The most prominent of the new school is Wilhelm Roscher,[82] of Leipsic, who wrote a systematic treatise, “System der Volkswirthschaft” (1854, sixteenth edition, 1883), in the first division of which the notes contain a marvelous collection of facts and authorities. He agrees in results with Adam Smith, Ricardo, Malthus, and Mill, but does not seem to have known much of Cairnes. This book, however, is only a first of four treatises eventually intended to include the political economy of (2) agriculture, (3) industry and commerce, [pg 035] and (4) the state and commune. The ablest contemporary of Roscher, who was probably the first to urge the historical method, is Karl Knies,[83] in “Die politische Oekonomie vom Standpunkte der geschichtlichen Methode” (1853, second edition, 1881-1883). The third of the group who founded the historical school is Bruno Hildebrand,[84] of Jena, author of “Die Nationalökonomie der Gegenwart und Zukunft” (1848).
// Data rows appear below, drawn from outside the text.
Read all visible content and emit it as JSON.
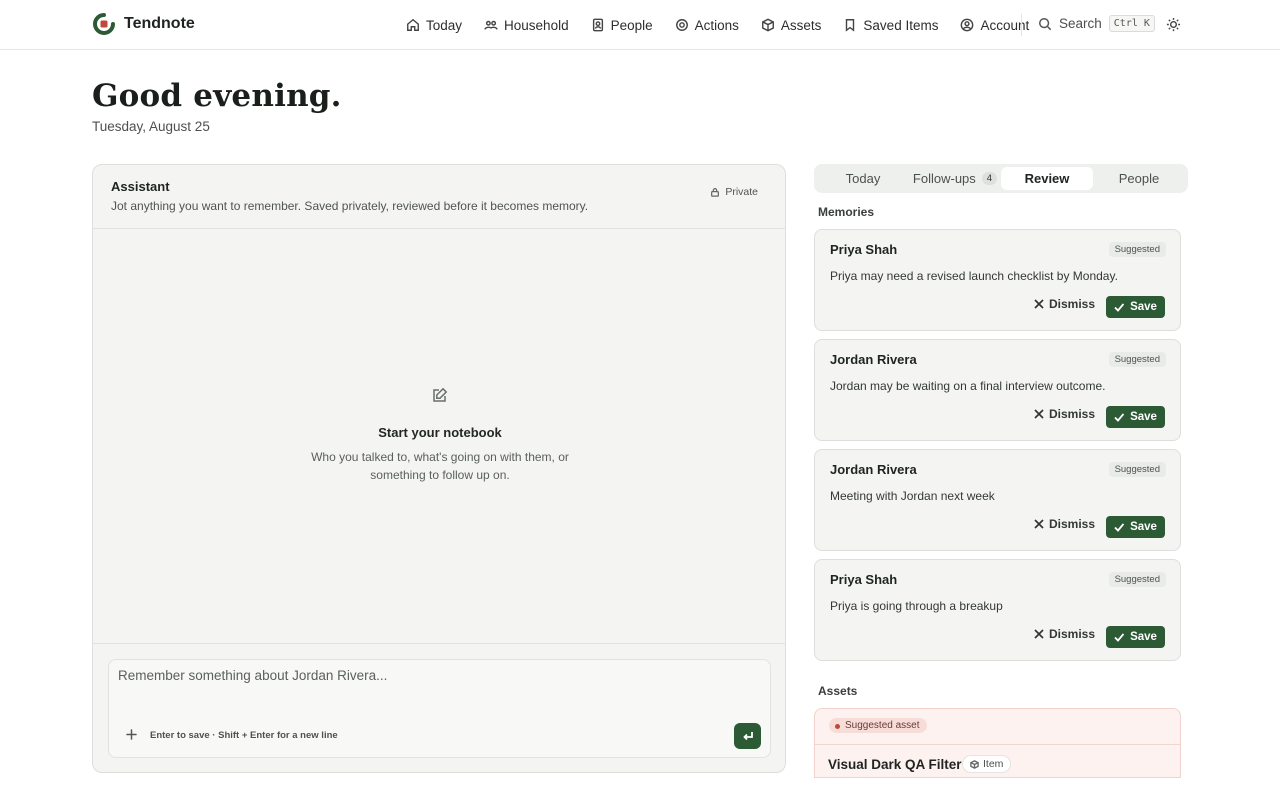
{
  "app": {
    "name": "Tendnote"
  },
  "nav": {
    "items": [
      {
        "label": "Today",
        "icon": "home-icon"
      },
      {
        "label": "Household",
        "icon": "household-icon"
      },
      {
        "label": "People",
        "icon": "contacts-icon"
      },
      {
        "label": "Actions",
        "icon": "target-icon"
      },
      {
        "label": "Assets",
        "icon": "box-icon"
      },
      {
        "label": "Saved Items",
        "icon": "bookmark-icon"
      },
      {
        "label": "Account",
        "icon": "account-icon"
      }
    ],
    "search_label": "Search",
    "search_shortcut": "Ctrl K"
  },
  "header": {
    "greeting": "Good evening.",
    "date": "Tuesday, August 25"
  },
  "assistant": {
    "title": "Assistant",
    "subtitle": "Jot anything you want to remember. Saved privately, reviewed before it becomes memory.",
    "privacy_label": "Private",
    "empty_title": "Start your notebook",
    "empty_subtitle": "Who you talked to, what's going on with them, or something to follow up on.",
    "input_placeholder": "Remember something about Jordan Rivera...",
    "input_value": "",
    "hint": "Enter to save · Shift + Enter for a new line"
  },
  "tabs": [
    {
      "label": "Today",
      "active": false
    },
    {
      "label": "Follow-ups",
      "badge": "4",
      "active": false
    },
    {
      "label": "Review",
      "active": true
    },
    {
      "label": "People",
      "active": false
    }
  ],
  "memories": {
    "label": "Memories",
    "items": [
      {
        "name": "Priya Shah",
        "badge": "Suggested",
        "text": "Priya may need a revised launch checklist by Monday.",
        "dismiss": "Dismiss",
        "save": "Save"
      },
      {
        "name": "Jordan Rivera",
        "badge": "Suggested",
        "text": "Jordan may be waiting on a final interview outcome.",
        "dismiss": "Dismiss",
        "save": "Save"
      },
      {
        "name": "Jordan Rivera",
        "badge": "Suggested",
        "text": "Meeting with Jordan next week",
        "dismiss": "Dismiss",
        "save": "Save"
      },
      {
        "name": "Priya Shah",
        "badge": "Suggested",
        "text": "Priya is going through a breakup",
        "dismiss": "Dismiss",
        "save": "Save"
      }
    ]
  },
  "assets": {
    "label": "Assets",
    "suggested_label": "Suggested asset",
    "title": "Visual Dark QA Filter",
    "type": "Item"
  },
  "colors": {
    "accent": "#2c5a35",
    "asset_bg": "#fdf2f0",
    "asset_dot": "#c0473a"
  }
}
The German mind has always been familiar with the interference of the state, and a class of writers has arisen, not only advocating the inductive method, but strongly imbued with a belief in a close connection of the state with industry; and, inasmuch as the essence of modern socialism is a resort to state-help, this body of men, with Wagner at their head, has received the name of “Socialists[85] of the Chair,” and now wield a wide influence in Germany. Of these writers,[86] Wagner, Engel, Schmoller, Von Scheel, Brentano, Held, Schönberg, and Schäffle are the most prominent.